The hermit turned his head with an expression whose horror melted into rage before settling on injured innocence. “Silence, demon, in the name of the Twelve Beneficent Aspects of God!” he said in a piping attempt at thunder.

“Not to mention,” Sombrisio continued with lip-smacking enthusiasm, “that your wife’s new boyfriend said he’d pull your face off if he ever saw it again in Caltus. Those the cares you had in mind?”

“I won’t dignify that with a response,” the hermit muttered. Rather, he mouthed the comment. He’d already demonstrated a capacity for knowing when to cut his losses.

The party topped a rise. What Jancy had thought was the keening of the wind resolved itself into desperate, fluting screams coming from just off the trail.

“Unhand her, you brute!” Jancy shouted as she lifted her ax from its belt loops. She leaped into the brush without waiting to free her shield from the slip knot holding it to her left hip. It was going to be embarrassing if the screams were from a rabbit; or worse, from a man rather than the woman she’d assumed.

It was a woman, all right, buried to the waist beneath a thorn tree. Her marble bosom was bare; her alabaster arms were raised to fend off unseen horror.

Jancy grasped the woman’s right hand and realized her mistake. The arms, like the bosom, were marble. The screams came from the open throat of a statue.

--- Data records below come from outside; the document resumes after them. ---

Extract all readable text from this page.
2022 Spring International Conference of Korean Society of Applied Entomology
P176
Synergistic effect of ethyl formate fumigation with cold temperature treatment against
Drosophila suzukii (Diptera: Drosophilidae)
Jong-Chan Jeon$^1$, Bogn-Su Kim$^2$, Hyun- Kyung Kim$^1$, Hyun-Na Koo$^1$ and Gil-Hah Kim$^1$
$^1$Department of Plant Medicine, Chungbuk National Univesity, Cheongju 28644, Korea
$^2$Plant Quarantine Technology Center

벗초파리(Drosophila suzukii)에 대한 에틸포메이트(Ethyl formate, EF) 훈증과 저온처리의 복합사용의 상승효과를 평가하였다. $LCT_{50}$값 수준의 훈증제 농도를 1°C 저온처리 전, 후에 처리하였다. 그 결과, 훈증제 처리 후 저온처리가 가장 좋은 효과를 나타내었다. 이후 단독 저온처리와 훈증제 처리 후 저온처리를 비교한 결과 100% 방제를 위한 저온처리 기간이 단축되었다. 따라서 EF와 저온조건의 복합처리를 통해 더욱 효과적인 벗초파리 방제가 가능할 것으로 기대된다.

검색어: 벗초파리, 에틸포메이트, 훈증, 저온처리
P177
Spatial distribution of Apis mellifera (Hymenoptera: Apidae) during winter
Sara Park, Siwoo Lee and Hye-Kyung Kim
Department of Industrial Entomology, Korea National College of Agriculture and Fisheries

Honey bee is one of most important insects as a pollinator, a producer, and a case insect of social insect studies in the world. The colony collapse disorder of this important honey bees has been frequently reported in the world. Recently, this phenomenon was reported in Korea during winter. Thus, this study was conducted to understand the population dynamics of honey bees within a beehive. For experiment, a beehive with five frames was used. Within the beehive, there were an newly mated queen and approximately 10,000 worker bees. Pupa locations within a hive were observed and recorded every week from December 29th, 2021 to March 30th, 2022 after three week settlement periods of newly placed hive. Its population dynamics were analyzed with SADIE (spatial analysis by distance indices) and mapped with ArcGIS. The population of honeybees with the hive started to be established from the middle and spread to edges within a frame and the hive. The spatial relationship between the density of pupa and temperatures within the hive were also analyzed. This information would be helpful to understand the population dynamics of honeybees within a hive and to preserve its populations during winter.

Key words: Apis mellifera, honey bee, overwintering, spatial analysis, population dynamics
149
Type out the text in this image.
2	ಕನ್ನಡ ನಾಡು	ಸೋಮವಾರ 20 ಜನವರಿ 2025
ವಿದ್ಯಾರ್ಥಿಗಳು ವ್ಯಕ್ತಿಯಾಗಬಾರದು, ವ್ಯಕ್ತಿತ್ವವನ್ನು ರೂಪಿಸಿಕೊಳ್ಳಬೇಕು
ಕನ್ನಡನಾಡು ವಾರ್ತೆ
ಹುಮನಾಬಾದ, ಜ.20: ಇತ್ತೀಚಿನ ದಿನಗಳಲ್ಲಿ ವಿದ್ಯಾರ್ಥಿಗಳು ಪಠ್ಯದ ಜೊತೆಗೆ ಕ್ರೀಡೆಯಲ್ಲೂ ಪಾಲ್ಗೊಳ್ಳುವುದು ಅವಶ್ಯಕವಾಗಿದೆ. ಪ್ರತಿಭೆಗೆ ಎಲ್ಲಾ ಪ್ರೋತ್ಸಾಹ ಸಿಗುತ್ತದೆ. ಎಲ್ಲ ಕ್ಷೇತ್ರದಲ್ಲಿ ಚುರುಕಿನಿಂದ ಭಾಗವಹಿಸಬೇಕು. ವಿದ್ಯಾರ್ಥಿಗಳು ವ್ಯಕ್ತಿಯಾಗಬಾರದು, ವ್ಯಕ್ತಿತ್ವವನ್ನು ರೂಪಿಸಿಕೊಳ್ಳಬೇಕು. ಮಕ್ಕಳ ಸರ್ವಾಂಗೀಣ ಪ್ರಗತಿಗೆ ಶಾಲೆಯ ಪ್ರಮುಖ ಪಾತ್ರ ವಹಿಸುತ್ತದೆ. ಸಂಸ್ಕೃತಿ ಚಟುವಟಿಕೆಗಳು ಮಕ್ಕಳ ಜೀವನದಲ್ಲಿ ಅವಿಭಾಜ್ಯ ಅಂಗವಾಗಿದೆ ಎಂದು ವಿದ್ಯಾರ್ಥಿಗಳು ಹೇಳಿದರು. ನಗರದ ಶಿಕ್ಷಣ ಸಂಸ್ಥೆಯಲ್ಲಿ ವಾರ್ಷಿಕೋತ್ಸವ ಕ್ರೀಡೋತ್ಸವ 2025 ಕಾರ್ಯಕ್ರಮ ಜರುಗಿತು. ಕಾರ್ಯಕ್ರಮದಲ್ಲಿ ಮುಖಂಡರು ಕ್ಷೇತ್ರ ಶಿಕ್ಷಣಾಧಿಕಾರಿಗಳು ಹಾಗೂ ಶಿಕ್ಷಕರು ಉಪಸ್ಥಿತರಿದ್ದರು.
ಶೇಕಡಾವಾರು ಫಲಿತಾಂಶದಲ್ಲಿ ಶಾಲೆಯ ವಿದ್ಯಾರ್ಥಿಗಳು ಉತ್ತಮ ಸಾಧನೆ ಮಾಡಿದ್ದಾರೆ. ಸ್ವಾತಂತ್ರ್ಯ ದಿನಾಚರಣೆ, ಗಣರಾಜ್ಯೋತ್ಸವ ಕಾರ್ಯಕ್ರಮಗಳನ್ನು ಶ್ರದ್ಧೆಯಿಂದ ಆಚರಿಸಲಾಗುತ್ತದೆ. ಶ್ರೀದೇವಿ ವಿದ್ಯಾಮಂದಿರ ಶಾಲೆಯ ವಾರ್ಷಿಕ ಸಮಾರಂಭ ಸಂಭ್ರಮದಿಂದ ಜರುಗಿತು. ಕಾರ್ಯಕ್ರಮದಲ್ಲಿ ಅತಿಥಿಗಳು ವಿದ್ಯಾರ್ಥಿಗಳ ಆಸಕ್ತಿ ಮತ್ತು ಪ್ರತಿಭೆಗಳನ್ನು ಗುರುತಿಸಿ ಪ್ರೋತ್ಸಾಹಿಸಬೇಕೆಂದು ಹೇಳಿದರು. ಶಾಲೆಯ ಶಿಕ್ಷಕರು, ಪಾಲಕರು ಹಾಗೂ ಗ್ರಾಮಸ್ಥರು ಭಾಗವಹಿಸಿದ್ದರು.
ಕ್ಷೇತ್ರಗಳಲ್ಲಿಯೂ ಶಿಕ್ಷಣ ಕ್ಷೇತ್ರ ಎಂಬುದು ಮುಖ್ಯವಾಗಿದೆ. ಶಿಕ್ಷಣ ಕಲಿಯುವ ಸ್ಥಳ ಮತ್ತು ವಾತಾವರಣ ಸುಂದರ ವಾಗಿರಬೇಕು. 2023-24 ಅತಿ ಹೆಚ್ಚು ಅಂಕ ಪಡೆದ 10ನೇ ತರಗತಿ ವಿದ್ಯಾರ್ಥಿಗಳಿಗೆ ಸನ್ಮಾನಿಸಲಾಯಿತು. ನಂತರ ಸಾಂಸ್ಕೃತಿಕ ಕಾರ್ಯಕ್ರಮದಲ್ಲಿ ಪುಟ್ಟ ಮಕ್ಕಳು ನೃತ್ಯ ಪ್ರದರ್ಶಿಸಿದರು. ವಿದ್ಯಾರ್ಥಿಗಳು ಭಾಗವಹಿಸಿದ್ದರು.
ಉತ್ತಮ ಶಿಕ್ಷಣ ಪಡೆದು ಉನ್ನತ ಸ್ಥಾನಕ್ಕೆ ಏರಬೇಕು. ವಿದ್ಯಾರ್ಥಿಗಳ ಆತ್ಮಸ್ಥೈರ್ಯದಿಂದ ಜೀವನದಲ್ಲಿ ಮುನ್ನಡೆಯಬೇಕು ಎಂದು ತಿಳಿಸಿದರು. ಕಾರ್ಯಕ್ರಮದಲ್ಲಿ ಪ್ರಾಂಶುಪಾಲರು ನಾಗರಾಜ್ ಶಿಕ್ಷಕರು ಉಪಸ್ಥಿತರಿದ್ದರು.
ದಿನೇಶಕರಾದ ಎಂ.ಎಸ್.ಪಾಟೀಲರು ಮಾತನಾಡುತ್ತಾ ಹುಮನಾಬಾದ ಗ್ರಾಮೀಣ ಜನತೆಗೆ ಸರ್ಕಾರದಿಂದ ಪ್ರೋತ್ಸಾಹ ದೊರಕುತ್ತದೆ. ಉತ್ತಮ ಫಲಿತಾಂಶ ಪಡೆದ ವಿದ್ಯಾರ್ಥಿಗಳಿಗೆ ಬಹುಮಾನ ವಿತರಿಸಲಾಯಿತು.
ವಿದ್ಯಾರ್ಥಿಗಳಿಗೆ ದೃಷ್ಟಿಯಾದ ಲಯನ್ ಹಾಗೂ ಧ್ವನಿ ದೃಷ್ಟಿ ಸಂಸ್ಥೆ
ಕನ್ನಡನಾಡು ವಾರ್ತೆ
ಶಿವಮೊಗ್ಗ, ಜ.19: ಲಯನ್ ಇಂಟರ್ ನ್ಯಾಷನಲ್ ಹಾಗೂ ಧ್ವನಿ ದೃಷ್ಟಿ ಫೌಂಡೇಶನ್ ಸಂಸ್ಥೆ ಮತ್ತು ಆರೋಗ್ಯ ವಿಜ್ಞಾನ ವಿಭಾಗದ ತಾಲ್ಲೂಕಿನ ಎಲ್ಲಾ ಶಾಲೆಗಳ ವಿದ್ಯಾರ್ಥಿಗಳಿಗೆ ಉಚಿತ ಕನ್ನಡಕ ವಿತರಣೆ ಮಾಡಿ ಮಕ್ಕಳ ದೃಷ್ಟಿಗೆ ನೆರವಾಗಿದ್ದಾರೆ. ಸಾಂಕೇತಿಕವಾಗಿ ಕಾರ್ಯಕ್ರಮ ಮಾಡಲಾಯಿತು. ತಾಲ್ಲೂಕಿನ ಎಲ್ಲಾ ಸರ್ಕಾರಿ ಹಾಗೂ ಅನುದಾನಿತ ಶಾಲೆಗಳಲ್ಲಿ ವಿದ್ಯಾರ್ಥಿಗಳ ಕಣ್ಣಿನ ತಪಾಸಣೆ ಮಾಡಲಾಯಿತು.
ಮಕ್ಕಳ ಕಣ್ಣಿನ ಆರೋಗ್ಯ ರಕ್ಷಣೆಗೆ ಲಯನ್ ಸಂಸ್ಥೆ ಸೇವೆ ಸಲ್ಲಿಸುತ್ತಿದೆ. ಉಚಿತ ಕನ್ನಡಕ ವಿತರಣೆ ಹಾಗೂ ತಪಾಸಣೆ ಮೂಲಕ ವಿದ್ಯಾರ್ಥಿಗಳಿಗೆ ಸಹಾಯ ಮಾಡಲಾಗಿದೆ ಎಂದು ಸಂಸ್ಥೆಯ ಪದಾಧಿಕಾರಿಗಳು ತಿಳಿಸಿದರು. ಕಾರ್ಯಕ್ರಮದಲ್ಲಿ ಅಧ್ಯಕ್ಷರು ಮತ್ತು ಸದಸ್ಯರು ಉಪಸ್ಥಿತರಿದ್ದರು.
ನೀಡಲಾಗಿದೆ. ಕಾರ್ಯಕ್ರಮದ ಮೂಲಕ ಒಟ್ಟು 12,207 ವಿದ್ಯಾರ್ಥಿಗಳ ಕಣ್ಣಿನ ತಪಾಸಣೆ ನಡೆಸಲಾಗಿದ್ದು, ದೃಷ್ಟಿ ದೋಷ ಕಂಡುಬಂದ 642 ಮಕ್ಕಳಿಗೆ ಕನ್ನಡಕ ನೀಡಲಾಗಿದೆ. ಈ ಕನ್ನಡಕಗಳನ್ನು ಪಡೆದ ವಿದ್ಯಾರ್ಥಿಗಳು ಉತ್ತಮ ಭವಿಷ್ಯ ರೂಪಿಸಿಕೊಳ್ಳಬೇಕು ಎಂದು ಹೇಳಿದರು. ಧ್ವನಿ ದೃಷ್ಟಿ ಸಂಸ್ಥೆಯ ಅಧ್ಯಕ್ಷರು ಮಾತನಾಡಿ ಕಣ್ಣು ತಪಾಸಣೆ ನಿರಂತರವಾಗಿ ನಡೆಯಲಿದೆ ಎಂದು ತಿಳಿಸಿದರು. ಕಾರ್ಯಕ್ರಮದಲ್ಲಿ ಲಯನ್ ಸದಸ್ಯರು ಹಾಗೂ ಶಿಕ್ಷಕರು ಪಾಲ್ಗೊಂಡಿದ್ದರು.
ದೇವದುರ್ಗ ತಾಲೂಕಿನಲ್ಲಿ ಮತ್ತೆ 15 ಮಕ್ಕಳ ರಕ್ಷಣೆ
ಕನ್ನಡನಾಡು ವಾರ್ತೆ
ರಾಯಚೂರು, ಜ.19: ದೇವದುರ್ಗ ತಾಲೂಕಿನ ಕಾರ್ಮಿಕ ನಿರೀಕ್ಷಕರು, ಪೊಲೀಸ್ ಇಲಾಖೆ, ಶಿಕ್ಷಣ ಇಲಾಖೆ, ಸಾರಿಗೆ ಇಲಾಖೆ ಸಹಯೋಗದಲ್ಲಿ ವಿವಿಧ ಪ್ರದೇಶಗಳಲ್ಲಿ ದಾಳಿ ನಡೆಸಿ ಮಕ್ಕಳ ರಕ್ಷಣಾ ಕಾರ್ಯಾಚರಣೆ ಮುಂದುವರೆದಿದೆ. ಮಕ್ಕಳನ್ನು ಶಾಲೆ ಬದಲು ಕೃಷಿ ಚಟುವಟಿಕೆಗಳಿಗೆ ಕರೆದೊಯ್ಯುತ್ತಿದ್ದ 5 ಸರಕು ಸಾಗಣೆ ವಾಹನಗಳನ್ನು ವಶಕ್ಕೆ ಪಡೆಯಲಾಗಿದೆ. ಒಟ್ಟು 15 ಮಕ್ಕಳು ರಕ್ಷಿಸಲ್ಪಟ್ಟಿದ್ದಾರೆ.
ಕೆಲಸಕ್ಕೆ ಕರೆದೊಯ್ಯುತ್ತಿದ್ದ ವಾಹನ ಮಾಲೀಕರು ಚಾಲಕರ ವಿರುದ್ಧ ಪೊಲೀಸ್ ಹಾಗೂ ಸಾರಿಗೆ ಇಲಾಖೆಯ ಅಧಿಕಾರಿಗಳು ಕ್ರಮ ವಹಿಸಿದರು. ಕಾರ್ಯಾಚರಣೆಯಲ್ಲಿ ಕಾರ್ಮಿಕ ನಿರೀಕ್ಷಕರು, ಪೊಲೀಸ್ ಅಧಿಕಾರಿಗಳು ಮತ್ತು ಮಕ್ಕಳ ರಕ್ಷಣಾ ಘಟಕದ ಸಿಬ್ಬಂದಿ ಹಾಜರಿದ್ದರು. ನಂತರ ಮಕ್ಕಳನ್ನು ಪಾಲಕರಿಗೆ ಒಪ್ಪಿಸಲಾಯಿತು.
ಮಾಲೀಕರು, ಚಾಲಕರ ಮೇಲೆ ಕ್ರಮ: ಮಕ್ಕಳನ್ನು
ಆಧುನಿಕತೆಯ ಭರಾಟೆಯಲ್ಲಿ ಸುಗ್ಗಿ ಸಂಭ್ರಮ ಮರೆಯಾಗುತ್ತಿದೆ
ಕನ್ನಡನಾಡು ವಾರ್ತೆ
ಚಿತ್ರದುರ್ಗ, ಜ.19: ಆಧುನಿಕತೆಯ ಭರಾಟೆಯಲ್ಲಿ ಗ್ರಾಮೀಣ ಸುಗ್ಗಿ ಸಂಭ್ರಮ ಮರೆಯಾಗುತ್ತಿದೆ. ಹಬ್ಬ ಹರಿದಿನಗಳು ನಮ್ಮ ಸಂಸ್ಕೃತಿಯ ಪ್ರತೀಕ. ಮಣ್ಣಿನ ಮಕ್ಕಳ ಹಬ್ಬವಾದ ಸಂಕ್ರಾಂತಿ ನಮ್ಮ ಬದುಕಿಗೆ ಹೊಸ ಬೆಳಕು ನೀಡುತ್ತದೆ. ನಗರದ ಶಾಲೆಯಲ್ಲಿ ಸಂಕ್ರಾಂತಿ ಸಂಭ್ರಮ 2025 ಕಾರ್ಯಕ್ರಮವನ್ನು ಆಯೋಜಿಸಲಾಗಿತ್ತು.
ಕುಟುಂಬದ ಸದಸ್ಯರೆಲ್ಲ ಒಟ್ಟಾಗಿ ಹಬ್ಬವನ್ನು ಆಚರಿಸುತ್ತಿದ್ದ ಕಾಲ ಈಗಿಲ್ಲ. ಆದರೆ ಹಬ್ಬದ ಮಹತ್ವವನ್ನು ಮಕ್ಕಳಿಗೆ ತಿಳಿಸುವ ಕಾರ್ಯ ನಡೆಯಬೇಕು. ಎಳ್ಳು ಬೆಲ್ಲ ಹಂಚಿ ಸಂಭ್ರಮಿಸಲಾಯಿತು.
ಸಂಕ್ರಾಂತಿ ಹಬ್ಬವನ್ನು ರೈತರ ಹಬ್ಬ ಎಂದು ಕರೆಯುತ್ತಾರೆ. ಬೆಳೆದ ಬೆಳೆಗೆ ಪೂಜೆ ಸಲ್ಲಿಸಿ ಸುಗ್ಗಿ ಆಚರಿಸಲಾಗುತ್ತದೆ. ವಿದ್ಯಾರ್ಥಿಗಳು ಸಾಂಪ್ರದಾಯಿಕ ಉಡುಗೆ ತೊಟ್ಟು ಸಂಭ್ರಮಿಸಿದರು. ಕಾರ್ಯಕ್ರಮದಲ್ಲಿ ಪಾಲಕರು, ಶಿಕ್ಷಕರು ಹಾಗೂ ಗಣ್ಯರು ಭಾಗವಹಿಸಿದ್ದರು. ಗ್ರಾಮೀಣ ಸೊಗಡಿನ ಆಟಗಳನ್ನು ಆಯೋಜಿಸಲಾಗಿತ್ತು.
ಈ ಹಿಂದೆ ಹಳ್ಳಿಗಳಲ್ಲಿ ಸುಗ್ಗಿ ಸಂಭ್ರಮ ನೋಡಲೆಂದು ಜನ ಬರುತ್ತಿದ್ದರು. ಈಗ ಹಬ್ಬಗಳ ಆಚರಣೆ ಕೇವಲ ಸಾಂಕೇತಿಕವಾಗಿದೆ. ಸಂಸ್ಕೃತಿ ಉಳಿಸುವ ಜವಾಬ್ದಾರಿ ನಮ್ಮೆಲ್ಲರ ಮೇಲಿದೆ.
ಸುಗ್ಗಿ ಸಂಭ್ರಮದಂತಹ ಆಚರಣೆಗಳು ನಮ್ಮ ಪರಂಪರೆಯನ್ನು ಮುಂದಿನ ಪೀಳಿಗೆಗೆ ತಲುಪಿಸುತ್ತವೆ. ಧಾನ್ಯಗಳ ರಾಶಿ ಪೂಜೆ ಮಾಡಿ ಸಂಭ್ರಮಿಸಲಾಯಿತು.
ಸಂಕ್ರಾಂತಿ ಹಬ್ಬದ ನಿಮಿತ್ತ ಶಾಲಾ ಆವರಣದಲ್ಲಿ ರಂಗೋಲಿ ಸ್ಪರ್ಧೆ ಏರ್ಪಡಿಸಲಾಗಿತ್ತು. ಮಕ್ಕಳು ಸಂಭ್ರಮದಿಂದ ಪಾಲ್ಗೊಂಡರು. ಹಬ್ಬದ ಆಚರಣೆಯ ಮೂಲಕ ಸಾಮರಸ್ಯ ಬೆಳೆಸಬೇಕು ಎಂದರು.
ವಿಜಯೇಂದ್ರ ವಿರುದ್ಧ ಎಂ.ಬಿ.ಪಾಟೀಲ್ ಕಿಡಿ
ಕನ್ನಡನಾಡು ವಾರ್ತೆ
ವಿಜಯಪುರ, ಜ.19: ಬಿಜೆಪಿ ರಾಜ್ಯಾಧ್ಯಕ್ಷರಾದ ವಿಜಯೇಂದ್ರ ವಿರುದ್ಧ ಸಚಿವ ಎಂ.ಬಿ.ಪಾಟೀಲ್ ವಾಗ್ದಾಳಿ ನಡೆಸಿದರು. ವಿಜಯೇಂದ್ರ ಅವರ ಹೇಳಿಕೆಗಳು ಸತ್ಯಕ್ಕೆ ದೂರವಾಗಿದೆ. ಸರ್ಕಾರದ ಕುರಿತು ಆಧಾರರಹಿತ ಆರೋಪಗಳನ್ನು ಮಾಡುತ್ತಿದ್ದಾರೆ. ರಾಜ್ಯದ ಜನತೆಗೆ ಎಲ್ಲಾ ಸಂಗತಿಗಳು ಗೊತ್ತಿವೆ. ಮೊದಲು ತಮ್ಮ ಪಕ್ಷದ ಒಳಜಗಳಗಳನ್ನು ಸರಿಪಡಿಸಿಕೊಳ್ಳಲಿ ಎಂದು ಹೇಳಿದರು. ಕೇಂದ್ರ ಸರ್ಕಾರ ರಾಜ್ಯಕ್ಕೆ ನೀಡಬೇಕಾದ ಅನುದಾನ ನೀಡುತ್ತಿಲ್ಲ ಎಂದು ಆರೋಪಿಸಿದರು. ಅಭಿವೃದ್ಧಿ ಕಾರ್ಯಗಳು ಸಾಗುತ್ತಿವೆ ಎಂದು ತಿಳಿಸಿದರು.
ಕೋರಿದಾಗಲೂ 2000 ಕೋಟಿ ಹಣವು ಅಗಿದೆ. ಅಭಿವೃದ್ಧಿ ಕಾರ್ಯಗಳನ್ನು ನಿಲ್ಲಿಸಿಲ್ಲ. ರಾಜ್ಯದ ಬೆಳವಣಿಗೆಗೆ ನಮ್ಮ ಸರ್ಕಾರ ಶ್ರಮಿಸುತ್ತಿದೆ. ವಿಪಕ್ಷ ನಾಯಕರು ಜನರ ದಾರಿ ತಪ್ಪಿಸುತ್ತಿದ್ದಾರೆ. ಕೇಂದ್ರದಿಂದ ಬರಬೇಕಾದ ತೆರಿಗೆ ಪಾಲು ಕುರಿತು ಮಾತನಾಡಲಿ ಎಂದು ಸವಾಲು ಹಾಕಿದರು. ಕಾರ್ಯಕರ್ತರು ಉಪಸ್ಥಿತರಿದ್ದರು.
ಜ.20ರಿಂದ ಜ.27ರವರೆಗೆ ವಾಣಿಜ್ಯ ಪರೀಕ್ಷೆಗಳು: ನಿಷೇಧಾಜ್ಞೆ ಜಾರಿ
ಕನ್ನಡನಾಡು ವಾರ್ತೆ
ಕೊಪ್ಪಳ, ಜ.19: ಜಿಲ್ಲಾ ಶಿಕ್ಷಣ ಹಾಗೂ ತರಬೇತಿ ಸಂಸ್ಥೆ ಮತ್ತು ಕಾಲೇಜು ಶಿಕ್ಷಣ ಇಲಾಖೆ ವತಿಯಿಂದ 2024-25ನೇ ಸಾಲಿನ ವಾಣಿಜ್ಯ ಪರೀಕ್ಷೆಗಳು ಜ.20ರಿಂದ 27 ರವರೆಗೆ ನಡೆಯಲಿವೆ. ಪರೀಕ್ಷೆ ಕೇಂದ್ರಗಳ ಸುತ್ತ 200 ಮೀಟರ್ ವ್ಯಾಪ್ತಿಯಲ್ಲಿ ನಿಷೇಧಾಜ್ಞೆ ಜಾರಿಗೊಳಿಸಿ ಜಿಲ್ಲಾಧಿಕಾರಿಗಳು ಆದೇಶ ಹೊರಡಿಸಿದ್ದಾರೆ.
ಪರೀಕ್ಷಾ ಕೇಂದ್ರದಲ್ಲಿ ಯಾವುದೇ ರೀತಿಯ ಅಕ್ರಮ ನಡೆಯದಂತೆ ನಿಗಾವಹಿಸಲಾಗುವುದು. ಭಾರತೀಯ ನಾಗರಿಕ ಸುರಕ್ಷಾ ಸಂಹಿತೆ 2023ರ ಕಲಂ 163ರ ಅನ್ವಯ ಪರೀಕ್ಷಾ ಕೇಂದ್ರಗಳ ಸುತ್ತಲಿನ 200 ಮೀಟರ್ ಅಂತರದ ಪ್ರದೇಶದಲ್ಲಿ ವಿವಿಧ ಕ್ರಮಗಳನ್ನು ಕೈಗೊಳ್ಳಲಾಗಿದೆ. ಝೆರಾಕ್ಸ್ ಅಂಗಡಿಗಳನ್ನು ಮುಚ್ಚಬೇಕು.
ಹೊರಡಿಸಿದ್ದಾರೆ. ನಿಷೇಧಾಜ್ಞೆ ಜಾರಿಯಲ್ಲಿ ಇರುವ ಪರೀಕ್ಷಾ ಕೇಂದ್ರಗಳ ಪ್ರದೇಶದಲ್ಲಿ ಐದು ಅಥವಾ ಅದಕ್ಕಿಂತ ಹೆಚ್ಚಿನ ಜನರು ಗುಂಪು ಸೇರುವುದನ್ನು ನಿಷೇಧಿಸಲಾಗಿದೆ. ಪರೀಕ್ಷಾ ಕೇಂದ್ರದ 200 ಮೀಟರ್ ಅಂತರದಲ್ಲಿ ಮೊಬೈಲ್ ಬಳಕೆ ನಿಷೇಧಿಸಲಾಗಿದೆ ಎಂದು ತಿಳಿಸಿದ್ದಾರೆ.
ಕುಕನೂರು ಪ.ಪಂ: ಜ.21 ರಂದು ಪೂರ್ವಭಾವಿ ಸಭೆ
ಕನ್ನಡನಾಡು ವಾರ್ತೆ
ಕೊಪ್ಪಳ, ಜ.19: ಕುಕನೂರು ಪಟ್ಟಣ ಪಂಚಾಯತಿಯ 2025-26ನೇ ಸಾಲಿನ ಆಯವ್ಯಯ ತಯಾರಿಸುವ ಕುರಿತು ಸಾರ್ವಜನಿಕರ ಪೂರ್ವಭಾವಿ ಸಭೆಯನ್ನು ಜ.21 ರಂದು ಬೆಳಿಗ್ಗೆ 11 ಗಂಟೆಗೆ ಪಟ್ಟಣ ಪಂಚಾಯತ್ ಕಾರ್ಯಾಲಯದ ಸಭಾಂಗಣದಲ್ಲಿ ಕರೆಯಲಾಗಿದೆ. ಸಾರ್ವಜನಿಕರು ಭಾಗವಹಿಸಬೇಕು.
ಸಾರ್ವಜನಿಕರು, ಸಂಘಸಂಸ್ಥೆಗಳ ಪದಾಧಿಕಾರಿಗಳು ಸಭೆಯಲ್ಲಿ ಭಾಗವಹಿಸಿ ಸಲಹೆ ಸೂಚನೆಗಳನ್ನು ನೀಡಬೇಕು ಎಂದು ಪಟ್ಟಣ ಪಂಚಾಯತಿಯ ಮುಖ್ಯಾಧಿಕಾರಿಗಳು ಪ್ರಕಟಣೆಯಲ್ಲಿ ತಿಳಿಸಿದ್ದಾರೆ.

Calla Mallanik eeled into the small clearing. Behind him galumphed the retainers, bellowing their war cry: “Death and glory!”

The screams stopped abruptly. The retainers looked in disappointment at the dismal but harmless surroundings.

Jancy straightened. “What in blazes?” she said as the hermit joined them with a smirk on his visage. “She stopped screaming.”

“Union rules,” the hermit explained. “She gets five minutes off in every two-hour period.”